# Italian Floor Corker



## gdaustin (May 3, 2011)

I got my Italian floor corker today and put it together. I tried it on an empty bottle to make sure the depth was good and it was right on. I looks at the jaws and they did not look like brass. They are metal but they are silver not the gold look of brass. Also they were covered in oil. I am assuming I need to clean all the oil from the clamping jaws before I use for real. Should I be concerned about the jaws not appearing to be brass? Thanks.


----------



## Wade E (May 3, 2011)

I kn ow nothing about them other then everyone says they are better and have only heard of brass myself.


----------



## Waldo (May 4, 2011)

Whay brand is it and where did you purchase it?


----------



## Runningwolf (May 4, 2011)

I have only heard of brass jaws with the Italian corker myself. I also know the corker will easily rust so be careful with the sanitizer. I have the Port floor corker and wipe it down with alcohol instead of k-meta.l


----------



## Flem (May 4, 2011)

The newest Italian Floor Corkers have a chrome plating on the brass jaws. Ibelieve it is to protect/slow downthe the brass from tarnishing.


----------



## Rocky (May 4, 2011)

Waldo said:


> Whay brand is it and where did you purchase it?








Waldo, It sounds just like the floor corker that I bought from George about three weeks ago. It is the "Italian" floor corker and, as Flem points out, there is a chrome flash on the iris. Just what the underlying metal is, I do not know. It could be brass or something else. All I know is it works like a charm, so far.


----------



## Flem (May 4, 2011)

Rocky. It's brass.


----------



## gdaustin (May 4, 2011)

Chrome flash would make sense then. I received itfrom Fedex yesterday fromGeorge and can not wait to use it.I have read so much about the Italian floor corkers with the brass jaws, when mine showed up silver I got a little concerned. I will clean her up and get her ready to use on my next batch then. Thanks.


----------



## Rocky (May 4, 2011)

George also sells replace iris jaws for the floor corker. The picture in the online catalog shows brass. I wonder if future replacement jaws will be chrome plated also. Seems likely.


----------



## gdaustin (May 4, 2011)

I went to the Ferrari Group website and it looks like all there models are coming out with the chromium plated jaws.


----------



## Dean (May 4, 2011)

Don't wash away the grease. This is food grade silicone and it's there to keep the jaws repelling water and to keep them lubricated. I have a tube that I use on all my corkers.


----------



## Brent2489 (May 4, 2011)

All I did was assemble it and use it other than adding the footies to protect the floor!


----------



## Runningwolf (May 4, 2011)

Dean said:


> Don't wash away the grease. This is food grade silicone and it's there to keep the jaws repelling water and to keep them lubricated. I have a tube that I use on all my corkers.

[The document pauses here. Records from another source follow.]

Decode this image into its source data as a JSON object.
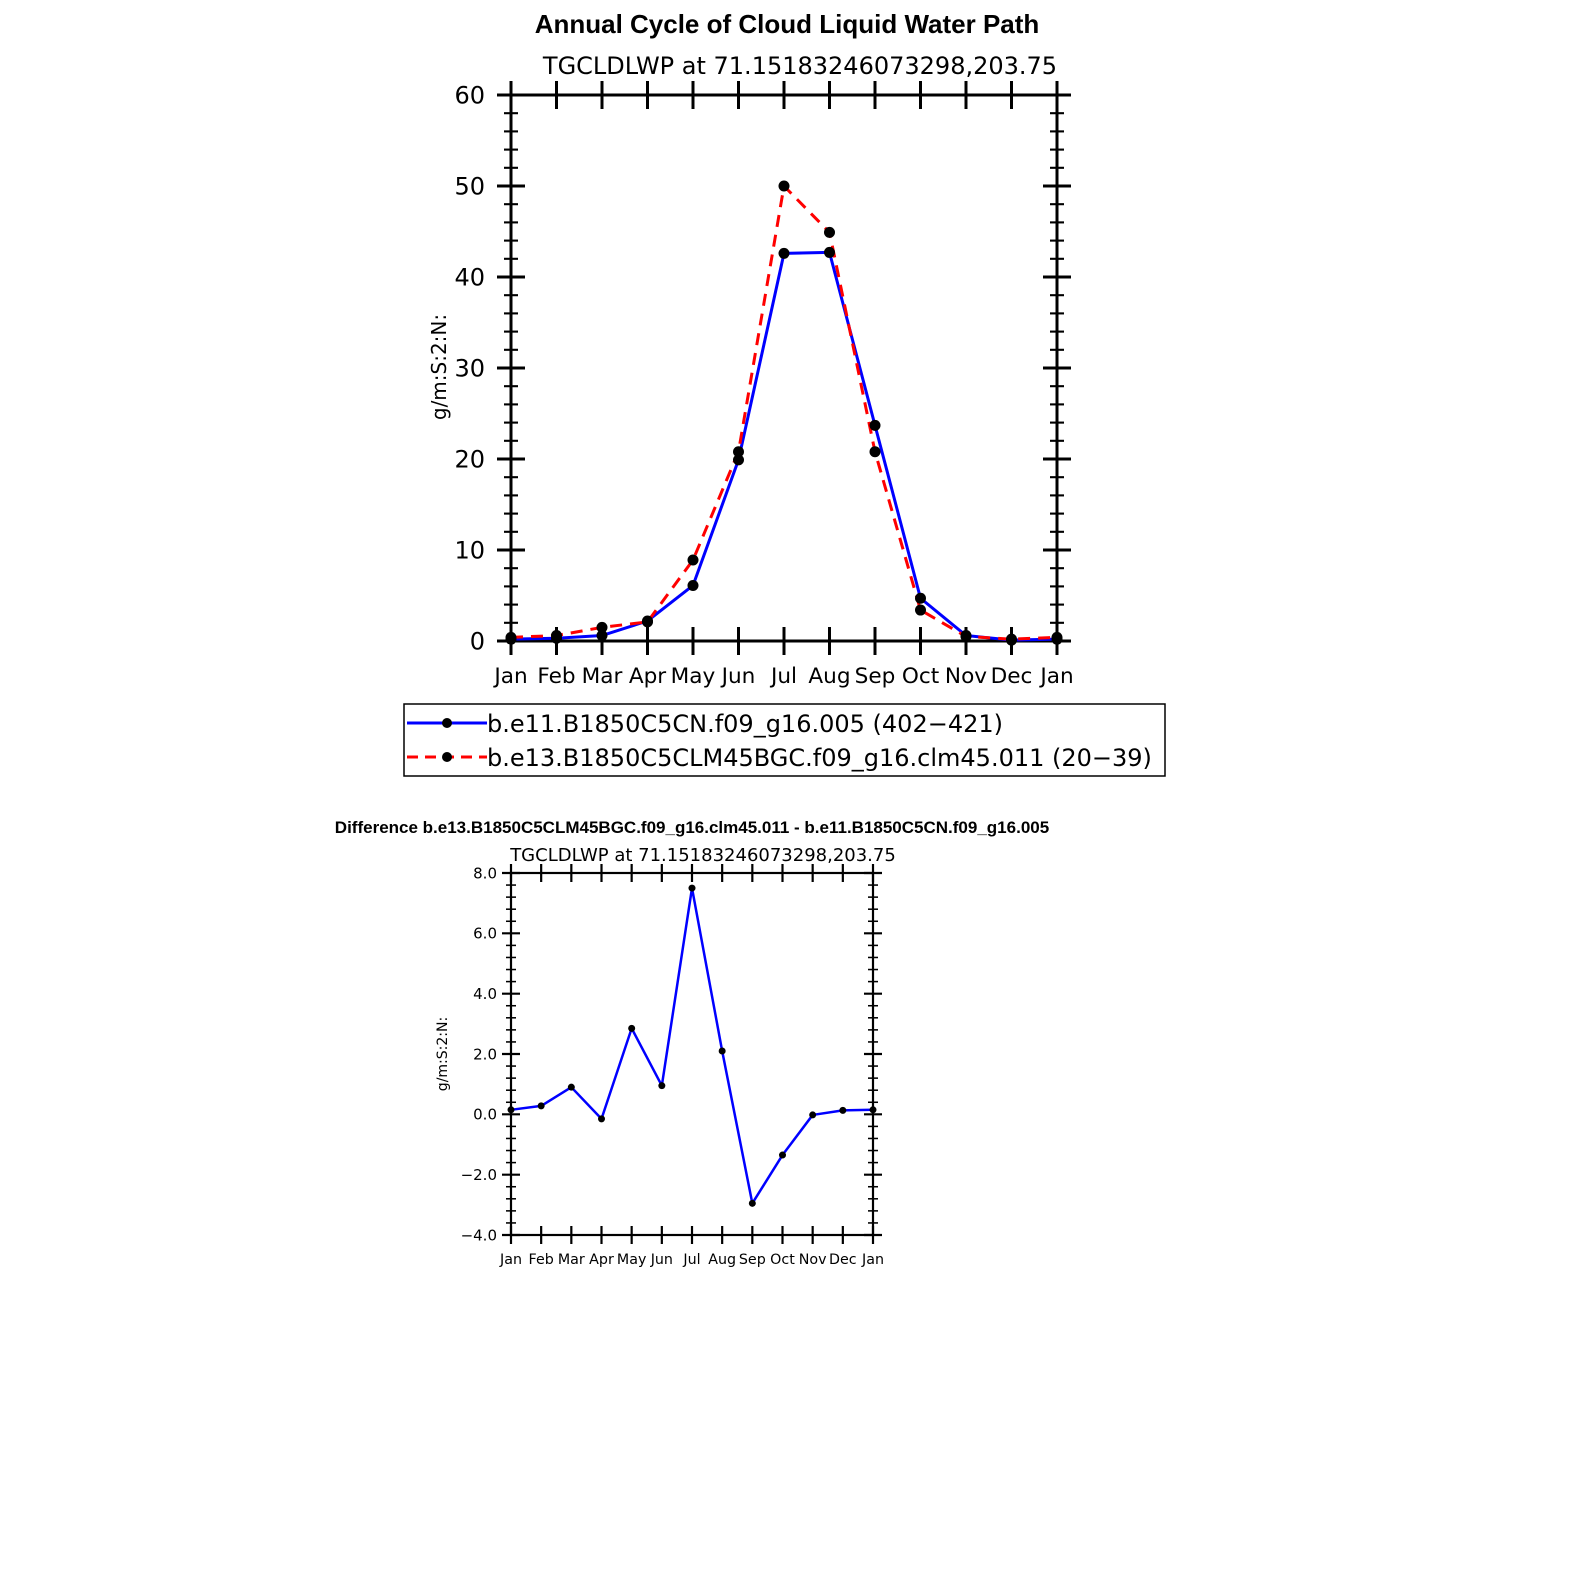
{
  "chart_data": [
    {
      "type": "line",
      "title": "Annual Cycle of Cloud Liquid Water Path",
      "subtitle": "TGCLDLWP  at  71.15183246073298,203.75",
      "ylabel": "g/m:S:2:N:",
      "xlabel": "",
      "ylim": [
        0,
        60
      ],
      "yticks": [
        "0",
        "10",
        "20",
        "30",
        "40",
        "50",
        "60"
      ],
      "categories": [
        "Jan",
        "Feb",
        "Mar",
        "Apr",
        "May",
        "Jun",
        "Jul",
        "Aug",
        "Sep",
        "Oct",
        "Nov",
        "Dec",
        "Jan"
      ],
      "legend_position": "bottom",
      "series": [
        {
          "name": "b.e11.B1850C5CN.f09_g16.005 (402−421)",
          "color": "#0000ff",
          "dash": "solid",
          "values": [
            0.2,
            0.3,
            0.6,
            2.2,
            6.1,
            19.9,
            42.6,
            42.7,
            23.7,
            4.7,
            0.6,
            0.1,
            0.2
          ]
        },
        {
          "name": "b.e13.B1850C5CLM45BGC.f09_g16.clm45.011 (20−39)",
          "color": "#ff0000",
          "dash": "dashed",
          "values": [
            0.4,
            0.6,
            1.5,
            2.1,
            8.9,
            20.8,
            50.0,
            44.9,
            20.8,
            3.4,
            0.5,
            0.2,
            0.4
          ]
        }
      ]
    },
    {
      "type": "line",
      "title": "Difference b.e13.B1850C5CLM45BGC.f09_g16.clm45.011 - b.e11.B1850C5CN.f09_g16.005",
      "subtitle": "TGCLDLWP  at  71.15183246073298,203.75",
      "ylabel": "g/m:S:2:N:",
      "xlabel": "",
      "ylim": [
        -4,
        8
      ],
      "yticks": [
        "−4.0",
        "−2.0",
        "0.0",
        "2.0",
        "4.0",
        "6.0",
        "8.0"
      ],
      "categories": [
        "Jan",
        "Feb",
        "Mar",
        "Apr",
        "May",
        "Jun",
        "Jul",
        "Aug",
        "Sep",
        "Oct",
        "Nov",
        "Dec",
        "Jan"
      ],
      "series": [
        {
          "color": "#0000ff",
          "dash": "solid",
          "values": [
            0.15,
            0.28,
            0.9,
            -0.15,
            2.85,
            0.95,
            7.5,
            2.1,
            -2.95,
            -1.35,
            -0.02,
            0.13,
            0.15
          ]
        }
      ]
    }
  ]
}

Dean I also have the same grease and use it on sliding parts. I am just wondering are you careful not to apply it to the part that touces the cork. I would be concerned about making the cork slippery enabling it to pop out of the bottle easily when you don't want it to.


----------



## Waldo (May 4, 2011)

Was wondering about that myseld Dan


----------



## Wade E (May 4, 2011)

No, you should not be getting them on your corks. If you were to get a little tiny bit from maybe just some sneaking through from the crevices of the jaws then that will be fine but you dont want to lube the area where the corks are.


----------



## Dean (May 4, 2011)

yes, I keep the inside of the iris clean and free of grease, but that's only when fully closed. I just run a towel through a fully closed iris after I lube it up.


----------



## Rocky (May 10, 2011)

Dean, I could be mistaken on this but would it not be safer for avoiding contaminating the cork to clean the iris when is fully open and not closed? It seems if you clean it when it is closed and then open it, grease would be on the iris in the "not fully closed" area and would come in contact with the cork when it is inserted. I clean mine fully open and then lub it after use.


----------